October 26, 2020 - Last week the federal banking agencies issued an important notice of proposed rulemaking (“NPR”) that would formally establish that regulatory guidance is non-binding and cannot form the basis for a Matter Requiring Attention letter (“MRA”).  The proposed rulemaking mirrors, and would codify as a formal rule, an interagency statement (the “2018 Statement”) issued by the federal agencies in September 2018.  The NPR responds to a petition for rulemaking filed by the Bank Policy Institute and the American Bankers Association in November 2018.
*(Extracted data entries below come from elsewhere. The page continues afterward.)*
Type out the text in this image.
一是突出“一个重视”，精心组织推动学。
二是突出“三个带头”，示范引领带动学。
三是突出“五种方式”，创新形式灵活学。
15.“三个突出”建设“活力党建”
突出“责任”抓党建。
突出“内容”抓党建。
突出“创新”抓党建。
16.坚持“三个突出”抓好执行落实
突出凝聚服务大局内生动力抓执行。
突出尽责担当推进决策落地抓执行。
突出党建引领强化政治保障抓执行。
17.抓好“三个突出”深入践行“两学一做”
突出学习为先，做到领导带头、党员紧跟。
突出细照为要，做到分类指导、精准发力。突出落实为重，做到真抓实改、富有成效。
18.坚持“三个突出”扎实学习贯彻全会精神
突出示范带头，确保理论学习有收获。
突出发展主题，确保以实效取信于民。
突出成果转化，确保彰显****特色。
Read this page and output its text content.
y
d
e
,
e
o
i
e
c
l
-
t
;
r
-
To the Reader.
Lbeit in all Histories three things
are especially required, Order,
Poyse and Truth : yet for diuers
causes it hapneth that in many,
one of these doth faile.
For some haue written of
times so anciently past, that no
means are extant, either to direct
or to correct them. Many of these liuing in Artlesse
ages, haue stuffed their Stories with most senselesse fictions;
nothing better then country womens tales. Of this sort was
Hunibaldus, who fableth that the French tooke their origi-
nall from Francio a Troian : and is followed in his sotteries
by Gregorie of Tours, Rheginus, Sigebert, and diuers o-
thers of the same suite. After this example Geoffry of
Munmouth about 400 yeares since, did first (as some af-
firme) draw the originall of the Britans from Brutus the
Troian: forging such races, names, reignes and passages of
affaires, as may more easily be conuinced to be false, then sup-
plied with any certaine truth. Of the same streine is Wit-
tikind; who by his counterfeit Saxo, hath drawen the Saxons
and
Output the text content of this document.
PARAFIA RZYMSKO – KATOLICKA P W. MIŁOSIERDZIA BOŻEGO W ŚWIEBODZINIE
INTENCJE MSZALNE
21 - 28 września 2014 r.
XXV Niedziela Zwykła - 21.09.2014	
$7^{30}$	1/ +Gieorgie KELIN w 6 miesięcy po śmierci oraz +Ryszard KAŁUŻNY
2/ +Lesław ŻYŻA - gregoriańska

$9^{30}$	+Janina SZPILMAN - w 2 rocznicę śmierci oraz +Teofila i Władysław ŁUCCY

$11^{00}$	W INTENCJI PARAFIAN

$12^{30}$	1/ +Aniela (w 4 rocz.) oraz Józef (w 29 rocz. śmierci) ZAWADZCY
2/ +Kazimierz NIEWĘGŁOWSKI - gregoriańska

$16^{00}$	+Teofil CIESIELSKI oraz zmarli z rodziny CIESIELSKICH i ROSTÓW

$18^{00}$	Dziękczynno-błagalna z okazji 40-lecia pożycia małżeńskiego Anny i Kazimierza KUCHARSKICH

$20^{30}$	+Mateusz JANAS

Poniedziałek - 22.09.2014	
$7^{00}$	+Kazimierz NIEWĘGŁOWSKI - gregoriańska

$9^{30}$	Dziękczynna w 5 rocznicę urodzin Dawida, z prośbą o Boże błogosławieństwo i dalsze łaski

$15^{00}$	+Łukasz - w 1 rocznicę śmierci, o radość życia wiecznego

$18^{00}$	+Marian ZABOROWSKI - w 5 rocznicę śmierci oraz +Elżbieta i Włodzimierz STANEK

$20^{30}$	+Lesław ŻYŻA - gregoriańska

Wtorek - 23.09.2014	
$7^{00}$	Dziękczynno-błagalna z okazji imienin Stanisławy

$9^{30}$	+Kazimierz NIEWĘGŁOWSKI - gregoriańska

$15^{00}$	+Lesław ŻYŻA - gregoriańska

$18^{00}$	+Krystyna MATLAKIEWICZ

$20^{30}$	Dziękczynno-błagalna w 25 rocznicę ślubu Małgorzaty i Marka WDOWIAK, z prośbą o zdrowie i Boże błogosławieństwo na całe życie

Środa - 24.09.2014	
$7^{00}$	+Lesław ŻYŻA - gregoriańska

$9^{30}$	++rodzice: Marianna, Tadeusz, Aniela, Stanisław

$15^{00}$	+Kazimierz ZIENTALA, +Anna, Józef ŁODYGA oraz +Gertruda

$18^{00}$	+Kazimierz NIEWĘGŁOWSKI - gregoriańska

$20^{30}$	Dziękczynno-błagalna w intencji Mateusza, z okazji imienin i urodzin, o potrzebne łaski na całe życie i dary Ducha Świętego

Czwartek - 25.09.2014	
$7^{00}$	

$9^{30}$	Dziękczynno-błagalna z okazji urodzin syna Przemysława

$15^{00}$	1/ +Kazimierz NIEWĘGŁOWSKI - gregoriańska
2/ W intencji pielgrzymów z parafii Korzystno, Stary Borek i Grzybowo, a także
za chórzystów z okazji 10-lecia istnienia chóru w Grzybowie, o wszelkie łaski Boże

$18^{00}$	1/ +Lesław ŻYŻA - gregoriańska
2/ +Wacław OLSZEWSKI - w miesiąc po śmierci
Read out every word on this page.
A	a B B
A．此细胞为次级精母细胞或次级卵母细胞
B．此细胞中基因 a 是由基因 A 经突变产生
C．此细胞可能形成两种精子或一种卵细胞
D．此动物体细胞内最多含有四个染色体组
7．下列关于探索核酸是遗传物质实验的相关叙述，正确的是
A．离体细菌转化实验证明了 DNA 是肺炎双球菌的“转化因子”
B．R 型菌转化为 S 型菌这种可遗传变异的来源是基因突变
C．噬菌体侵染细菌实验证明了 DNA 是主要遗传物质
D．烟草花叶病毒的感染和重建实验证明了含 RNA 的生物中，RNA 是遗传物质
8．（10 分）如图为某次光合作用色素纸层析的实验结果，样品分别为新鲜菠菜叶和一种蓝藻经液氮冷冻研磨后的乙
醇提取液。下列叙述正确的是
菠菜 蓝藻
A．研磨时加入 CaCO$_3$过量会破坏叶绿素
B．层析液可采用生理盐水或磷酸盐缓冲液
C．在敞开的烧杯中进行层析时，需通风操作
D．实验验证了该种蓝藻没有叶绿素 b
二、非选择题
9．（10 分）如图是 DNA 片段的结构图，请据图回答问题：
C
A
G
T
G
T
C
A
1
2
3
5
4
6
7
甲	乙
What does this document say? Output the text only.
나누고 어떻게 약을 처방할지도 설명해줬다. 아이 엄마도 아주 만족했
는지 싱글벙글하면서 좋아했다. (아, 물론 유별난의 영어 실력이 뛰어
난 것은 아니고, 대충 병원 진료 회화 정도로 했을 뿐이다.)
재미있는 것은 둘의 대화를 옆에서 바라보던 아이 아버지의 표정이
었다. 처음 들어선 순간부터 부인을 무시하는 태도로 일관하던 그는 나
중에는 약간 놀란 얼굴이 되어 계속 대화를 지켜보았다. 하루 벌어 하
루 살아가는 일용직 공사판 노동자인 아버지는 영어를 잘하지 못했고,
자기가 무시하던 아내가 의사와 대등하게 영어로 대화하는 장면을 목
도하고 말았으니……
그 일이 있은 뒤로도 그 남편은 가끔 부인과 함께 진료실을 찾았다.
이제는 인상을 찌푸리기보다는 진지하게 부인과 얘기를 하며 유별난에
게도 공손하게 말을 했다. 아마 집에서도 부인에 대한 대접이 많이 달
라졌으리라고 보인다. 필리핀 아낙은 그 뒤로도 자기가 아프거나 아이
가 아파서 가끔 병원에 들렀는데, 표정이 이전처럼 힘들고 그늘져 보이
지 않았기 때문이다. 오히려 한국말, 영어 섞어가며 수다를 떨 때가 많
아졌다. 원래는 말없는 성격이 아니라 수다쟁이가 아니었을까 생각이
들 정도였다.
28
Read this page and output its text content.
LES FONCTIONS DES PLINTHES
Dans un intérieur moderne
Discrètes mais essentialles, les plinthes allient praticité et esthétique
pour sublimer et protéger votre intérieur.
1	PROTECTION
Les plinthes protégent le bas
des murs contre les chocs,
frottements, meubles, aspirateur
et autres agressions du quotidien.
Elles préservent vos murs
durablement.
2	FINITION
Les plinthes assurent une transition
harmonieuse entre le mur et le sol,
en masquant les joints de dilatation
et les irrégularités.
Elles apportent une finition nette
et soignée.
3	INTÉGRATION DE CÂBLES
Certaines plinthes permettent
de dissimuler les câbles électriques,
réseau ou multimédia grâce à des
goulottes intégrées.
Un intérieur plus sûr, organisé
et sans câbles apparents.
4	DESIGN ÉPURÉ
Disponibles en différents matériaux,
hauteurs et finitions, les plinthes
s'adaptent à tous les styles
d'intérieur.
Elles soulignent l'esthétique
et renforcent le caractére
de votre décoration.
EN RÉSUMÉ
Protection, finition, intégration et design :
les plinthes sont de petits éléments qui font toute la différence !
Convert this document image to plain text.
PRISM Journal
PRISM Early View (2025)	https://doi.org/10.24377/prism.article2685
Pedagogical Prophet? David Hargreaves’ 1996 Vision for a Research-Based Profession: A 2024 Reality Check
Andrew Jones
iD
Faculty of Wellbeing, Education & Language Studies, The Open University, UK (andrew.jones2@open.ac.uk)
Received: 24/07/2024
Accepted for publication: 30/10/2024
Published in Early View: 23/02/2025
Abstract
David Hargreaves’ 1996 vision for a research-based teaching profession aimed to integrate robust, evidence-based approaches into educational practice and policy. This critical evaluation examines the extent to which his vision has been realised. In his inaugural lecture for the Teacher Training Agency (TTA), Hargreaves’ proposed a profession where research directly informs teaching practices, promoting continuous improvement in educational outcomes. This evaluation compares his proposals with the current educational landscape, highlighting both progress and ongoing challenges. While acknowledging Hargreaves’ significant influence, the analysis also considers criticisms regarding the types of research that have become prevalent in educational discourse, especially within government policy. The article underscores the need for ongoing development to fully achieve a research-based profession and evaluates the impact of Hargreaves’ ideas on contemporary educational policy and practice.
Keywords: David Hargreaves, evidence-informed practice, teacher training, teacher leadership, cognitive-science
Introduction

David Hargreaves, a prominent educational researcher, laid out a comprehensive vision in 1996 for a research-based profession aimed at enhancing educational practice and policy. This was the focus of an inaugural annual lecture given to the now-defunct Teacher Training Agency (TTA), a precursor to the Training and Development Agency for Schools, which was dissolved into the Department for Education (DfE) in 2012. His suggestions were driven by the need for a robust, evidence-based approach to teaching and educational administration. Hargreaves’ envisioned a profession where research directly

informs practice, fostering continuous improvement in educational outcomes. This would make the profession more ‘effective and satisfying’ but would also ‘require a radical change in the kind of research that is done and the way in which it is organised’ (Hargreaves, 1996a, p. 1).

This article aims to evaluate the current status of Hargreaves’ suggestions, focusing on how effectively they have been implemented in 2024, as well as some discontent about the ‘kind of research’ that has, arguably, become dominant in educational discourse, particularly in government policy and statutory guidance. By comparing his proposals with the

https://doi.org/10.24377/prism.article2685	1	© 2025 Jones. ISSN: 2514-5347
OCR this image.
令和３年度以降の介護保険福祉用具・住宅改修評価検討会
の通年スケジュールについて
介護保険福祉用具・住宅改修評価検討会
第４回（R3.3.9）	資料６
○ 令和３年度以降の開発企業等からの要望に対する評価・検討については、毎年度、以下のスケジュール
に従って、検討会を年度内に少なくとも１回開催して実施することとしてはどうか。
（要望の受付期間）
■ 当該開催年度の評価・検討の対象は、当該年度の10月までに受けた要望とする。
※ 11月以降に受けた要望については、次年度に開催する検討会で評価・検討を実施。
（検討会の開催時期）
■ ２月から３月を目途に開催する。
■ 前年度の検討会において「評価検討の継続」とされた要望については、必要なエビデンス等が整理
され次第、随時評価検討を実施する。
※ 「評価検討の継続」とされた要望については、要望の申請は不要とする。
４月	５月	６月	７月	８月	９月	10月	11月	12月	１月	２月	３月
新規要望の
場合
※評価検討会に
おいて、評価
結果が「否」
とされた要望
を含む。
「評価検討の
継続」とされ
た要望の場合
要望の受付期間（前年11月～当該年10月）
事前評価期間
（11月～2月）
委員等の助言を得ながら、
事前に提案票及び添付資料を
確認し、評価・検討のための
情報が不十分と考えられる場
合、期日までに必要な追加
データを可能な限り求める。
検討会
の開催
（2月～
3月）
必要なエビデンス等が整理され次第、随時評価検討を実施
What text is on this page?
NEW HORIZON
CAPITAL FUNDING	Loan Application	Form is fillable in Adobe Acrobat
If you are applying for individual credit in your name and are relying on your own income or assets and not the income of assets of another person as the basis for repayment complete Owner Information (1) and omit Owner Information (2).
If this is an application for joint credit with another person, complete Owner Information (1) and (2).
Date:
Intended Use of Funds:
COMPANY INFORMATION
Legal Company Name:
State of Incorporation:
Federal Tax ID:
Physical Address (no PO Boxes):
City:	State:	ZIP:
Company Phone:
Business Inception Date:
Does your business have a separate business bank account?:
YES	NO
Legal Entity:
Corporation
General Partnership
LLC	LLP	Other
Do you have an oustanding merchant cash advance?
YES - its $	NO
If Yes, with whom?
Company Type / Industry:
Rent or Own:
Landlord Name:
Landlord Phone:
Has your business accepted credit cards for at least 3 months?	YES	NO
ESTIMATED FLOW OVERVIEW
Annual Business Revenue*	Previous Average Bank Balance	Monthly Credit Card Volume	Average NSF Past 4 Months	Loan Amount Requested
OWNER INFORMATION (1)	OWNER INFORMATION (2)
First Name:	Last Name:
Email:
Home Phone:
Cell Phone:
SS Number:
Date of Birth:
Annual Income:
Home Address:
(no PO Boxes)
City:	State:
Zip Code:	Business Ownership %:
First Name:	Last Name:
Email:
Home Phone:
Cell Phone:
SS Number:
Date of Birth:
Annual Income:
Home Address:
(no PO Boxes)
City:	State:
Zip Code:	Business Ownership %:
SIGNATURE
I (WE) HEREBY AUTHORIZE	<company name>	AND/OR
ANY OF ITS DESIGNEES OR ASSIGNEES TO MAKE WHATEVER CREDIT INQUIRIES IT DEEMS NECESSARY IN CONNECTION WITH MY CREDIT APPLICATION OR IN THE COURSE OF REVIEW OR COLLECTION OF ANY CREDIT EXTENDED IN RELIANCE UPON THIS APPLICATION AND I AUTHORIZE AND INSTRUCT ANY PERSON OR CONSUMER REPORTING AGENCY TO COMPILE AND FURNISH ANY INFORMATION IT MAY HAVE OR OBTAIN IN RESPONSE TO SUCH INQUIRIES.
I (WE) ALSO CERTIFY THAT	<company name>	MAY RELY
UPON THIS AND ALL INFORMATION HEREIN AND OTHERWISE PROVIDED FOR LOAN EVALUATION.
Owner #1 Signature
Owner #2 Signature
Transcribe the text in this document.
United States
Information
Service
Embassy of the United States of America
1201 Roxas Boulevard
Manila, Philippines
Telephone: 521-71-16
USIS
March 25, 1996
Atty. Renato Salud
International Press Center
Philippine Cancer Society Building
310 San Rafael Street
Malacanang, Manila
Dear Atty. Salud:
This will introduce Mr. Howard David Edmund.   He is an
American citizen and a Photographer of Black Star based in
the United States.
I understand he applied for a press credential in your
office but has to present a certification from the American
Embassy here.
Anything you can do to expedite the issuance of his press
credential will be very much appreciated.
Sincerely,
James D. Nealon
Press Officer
Why is this proposed ruling so important to the loan market?  As we noted when the 2018 Statement was issued, bank lenders were confused on exactly what the 2013 Leveraged Lending Guidance (“LLG”) required them to do.  The LLG laid out “guidelines” around leveraged lending, including a view that banks should not originate “non-pass” loans (in particular, loans to companies that could not demonstrate the ability to repay all their senior debt or half their total debt from base cash flows in five to seven years). In 2014, the agencies issued a series of MRAs and bankers began to conform more strictly to this guidance, seemingly treating it as if it were a rule rather than traditional guidance. But in early 2017, Senator Pat Toomey (R. PA) asked whether the LLG was actually a rule and therefore needed to conform to the Congressional Review Act before becoming effective. In late 2017, the GAO agreed with that view and the 2018 Statement followed.  In it, the agencies specifically said that “supervisory guidance does not have the force and effect of law” and the agencies “do not take enforcement actions based on supervisory guidance.” Even more specifically, the agencies said that they will limit the use of numerical thresholds, or “bright-lines”, and will only use them as examples (not requirements).  They also stated that they will not “criticize” an institution for a “violation” of supervisory guidance.

In the NPR, the agencies recognize the distinction between issuances that serve to implement acts of Congress (“rules” or “regulations”) and non-binding “supervisory guidance documents”.   Regulations create binding legal obligations while supervisory guidance is issued “to advise the public prospectively of the manner in which the agency proposes to exercise a discretionary power” and does not create binding legal obligations.

The NPR codifies the 2018 Statement and adds some clarifying changes, the most important of which is to make clear that the term “criticize” includes the issuance of MRAs and similar supervisory criticisms.  As such, the agencies reiterate that examiners will not base such supervisory criticism on a “violation” or non-compliance with supervisory guidance.   Finally, in response to a request that supervisory criticisms should not be “generic” or “conclusory” references to safety and soundness, the agencies agree that supervisory criticisms will be “specific as to practices, operations, financial conditions, or other matters that could have a negative effect on the safety and soundness of the financial institution, could cause consumer harm, or could cause violations of laws, regulations, final agency orders, or other legally enforceable conditions.”

The agencies have requested comments to the NPR within 60 days from its publication in the Federal register and the LSTA, which welcomes the extra layer of clarity provided by the proposed rule, expects to weigh in in due course.